Five postgraduates and six young scientists from Russia, including two PhD students from Skoltech, became winners and were awarded research grants at the “Young Russian Mathematics 2019” contest.
A follow-on to the Pierre Deligne competition (2005-2009) and Dmitry Zimin’s Foundation’s Dynasty competition (2006-2014), the annual Young Russian Mathematics contest is a joint undertaking of the Skolkovo Institute of Science and Technology (Skoltech) and Basis Foundation, with additional financial support coming from the personal funds of Dmitry Zimin, Pierre Deligne, Alexander Gerko, Anton Murashov, Amir Aliev, and other sponsors.
Selected specifically for the contest and independently from universities or institutions, the jury is co-chaired by the outstanding Belgian mathematician, Pierre Deligne, and President of the Moscow Mathematical Society and Full Member of the Russian Academy of Sciences, Victor Vasiliev.

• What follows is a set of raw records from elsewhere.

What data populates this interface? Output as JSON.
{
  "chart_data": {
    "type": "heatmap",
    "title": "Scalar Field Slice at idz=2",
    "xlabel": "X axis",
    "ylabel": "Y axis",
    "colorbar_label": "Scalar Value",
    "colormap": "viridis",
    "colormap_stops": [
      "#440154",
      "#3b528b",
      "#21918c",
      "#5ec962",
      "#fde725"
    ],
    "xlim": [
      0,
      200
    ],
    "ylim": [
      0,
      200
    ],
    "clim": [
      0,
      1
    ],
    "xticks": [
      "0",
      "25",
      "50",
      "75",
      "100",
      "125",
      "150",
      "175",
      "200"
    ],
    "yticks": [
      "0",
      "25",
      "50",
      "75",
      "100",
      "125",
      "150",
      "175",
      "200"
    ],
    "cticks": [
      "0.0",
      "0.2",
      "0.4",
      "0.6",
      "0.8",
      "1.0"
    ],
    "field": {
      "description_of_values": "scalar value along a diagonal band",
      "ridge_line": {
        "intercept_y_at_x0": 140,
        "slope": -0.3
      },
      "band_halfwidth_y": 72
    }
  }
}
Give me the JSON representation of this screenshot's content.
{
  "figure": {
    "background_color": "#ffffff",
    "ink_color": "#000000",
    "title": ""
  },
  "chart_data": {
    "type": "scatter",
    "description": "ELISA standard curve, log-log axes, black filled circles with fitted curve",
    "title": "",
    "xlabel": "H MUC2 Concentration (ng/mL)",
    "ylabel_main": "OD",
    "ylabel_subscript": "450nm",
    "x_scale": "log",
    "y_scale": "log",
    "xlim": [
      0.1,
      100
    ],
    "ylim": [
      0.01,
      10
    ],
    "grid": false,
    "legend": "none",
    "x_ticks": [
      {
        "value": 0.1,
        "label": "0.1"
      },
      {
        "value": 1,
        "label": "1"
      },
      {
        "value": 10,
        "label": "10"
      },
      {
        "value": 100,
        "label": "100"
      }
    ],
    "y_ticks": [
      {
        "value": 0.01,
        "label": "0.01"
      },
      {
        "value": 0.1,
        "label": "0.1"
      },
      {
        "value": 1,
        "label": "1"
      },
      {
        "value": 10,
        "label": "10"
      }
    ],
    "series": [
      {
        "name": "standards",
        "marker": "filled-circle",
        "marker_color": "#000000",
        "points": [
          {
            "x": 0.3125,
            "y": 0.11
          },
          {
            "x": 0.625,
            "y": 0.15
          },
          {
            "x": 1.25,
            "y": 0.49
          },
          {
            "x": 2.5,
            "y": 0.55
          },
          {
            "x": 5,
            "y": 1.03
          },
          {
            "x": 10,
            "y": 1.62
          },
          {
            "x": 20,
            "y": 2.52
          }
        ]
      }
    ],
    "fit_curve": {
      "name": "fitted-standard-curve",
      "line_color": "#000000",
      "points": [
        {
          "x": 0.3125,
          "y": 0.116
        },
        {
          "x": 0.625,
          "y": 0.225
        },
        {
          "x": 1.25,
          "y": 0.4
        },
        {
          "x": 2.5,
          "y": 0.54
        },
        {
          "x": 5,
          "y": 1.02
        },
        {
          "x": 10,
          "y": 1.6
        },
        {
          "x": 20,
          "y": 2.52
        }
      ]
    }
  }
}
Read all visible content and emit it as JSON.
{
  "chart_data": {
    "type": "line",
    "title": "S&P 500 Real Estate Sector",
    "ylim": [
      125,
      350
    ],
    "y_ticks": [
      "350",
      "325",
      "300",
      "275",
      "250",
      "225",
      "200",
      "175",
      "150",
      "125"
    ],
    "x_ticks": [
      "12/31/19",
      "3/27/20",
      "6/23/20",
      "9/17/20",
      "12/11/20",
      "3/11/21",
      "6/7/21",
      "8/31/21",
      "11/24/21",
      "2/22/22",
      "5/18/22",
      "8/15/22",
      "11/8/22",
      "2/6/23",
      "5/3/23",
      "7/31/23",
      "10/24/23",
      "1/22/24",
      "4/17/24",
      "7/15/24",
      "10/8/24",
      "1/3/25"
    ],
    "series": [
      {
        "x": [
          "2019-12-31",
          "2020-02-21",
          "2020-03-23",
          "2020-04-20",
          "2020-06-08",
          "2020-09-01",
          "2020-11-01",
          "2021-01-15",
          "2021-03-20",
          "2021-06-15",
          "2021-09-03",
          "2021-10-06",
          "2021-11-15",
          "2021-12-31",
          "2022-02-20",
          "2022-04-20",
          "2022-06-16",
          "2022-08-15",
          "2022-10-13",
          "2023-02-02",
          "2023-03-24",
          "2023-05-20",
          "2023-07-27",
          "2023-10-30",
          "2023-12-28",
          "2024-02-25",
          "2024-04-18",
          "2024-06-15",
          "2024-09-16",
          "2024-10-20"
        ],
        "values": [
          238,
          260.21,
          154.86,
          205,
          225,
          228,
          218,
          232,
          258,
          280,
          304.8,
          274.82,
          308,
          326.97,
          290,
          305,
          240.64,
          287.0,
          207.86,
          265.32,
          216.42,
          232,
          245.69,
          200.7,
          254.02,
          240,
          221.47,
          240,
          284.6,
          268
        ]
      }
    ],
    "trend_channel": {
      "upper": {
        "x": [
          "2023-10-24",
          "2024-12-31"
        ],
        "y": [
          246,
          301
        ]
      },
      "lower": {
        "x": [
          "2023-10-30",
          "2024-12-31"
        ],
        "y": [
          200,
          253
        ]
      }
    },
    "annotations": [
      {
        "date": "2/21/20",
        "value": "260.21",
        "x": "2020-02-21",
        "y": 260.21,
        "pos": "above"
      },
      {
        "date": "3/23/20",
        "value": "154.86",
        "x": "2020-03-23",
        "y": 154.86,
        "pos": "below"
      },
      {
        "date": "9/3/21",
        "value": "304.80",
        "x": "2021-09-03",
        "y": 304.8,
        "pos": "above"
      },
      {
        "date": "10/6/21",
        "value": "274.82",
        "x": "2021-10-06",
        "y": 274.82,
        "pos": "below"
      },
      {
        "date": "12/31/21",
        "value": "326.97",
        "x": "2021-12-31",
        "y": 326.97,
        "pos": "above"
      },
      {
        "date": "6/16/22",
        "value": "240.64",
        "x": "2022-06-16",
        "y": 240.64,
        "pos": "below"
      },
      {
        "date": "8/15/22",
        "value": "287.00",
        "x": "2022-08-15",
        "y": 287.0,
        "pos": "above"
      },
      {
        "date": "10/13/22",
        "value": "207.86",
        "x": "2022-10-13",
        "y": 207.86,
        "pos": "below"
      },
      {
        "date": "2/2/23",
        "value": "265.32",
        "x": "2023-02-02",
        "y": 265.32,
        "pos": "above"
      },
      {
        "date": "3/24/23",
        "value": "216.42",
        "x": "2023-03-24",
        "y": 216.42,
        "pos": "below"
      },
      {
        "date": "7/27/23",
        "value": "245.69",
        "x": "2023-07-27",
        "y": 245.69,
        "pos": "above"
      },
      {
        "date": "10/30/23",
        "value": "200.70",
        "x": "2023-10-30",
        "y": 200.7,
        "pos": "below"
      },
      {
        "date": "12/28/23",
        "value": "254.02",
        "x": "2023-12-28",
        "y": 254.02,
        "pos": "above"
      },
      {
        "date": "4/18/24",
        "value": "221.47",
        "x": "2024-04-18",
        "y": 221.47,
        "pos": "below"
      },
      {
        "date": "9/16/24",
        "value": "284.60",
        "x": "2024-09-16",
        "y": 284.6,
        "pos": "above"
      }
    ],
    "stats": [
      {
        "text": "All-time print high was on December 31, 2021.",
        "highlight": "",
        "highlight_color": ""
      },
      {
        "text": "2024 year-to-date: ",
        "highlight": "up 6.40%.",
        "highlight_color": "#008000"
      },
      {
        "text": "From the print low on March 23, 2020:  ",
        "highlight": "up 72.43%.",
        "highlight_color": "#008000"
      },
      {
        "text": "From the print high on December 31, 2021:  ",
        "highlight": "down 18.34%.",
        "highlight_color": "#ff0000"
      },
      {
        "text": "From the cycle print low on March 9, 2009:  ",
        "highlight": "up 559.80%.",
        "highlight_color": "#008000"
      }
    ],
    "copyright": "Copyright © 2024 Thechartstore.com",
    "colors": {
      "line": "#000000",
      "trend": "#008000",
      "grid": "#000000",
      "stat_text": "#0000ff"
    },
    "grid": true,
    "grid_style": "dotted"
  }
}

The jury is composed of world-renowned mathematicians and scientists, including Skoltech professors, Sergey Lando and Igor Krichever.
“Young Russian Mathematics 2019 features ambitious research projects that the jury evaluates in terms of relevance for a specific area of mathematics and the contestant’s problem-solving potential, in much the same way as at other mathematical competitions,” says Professor Igor Krichever, a jury member and Director of the Skoltech Center of Advanced Studies (CAS). “Most postgraduates tend to choose a project topic related to their supervisor’s area of research. Sadly, the outcome of the 2019 competition seems to suggest that supervisors coming from cities other than Moscow, St. Petersburg and, perhaps, a couple other cities with a strong mathematical tradition, lack expertise that would enable their students to excel in their mathematical research, although I’m not sure that my conclusion is fair enough. Also, the best students choose to continue their studies in the cities mentioned above or even abroad, and this is a worrying fact in itself. On the bright side, the projects coming from those cities are of high quality.”
The contest features a “Support Program for Postgraduates and Young Scientists with a(n) (Under)graduate Degree” (Program 1) and a “Support Program for Young Scientists with a Candidate of Sciences or Doctor of Sciences Degree” (Program 2). Every participant is supposed to present a 3-year research project to the jury. The winners are awarded 3-year grants split into monthly amounts of 30,000 and 40,000 rubles for the winners of Programs 1 and 2, respectively. The competition terms and conditions are presented on the website of the Moscow Center for Continuing Mathematical Education.
This year, the winners are Ilya Vilkoviskiy (Skoltech), Mark Dorodny, Pavel Osipov, Arseny Sagdeev, and Mykola Semenyakin (Skoltech) in Program 1 and Yakov Verevkin, Mikhail Gabdullin, Andrey Druzhinin, Elena Kirshanova, Egor Kosov, and Andrey Lavrenov in Program 2.
“I am particularly pleased that Ilya Vilkoviskiy and Mykola Semenyakin of Skoltech are among the five winners of the competition for postgraduates and young scientists. I’d like to congratulate them and wish them further success,” said Professor Krichever.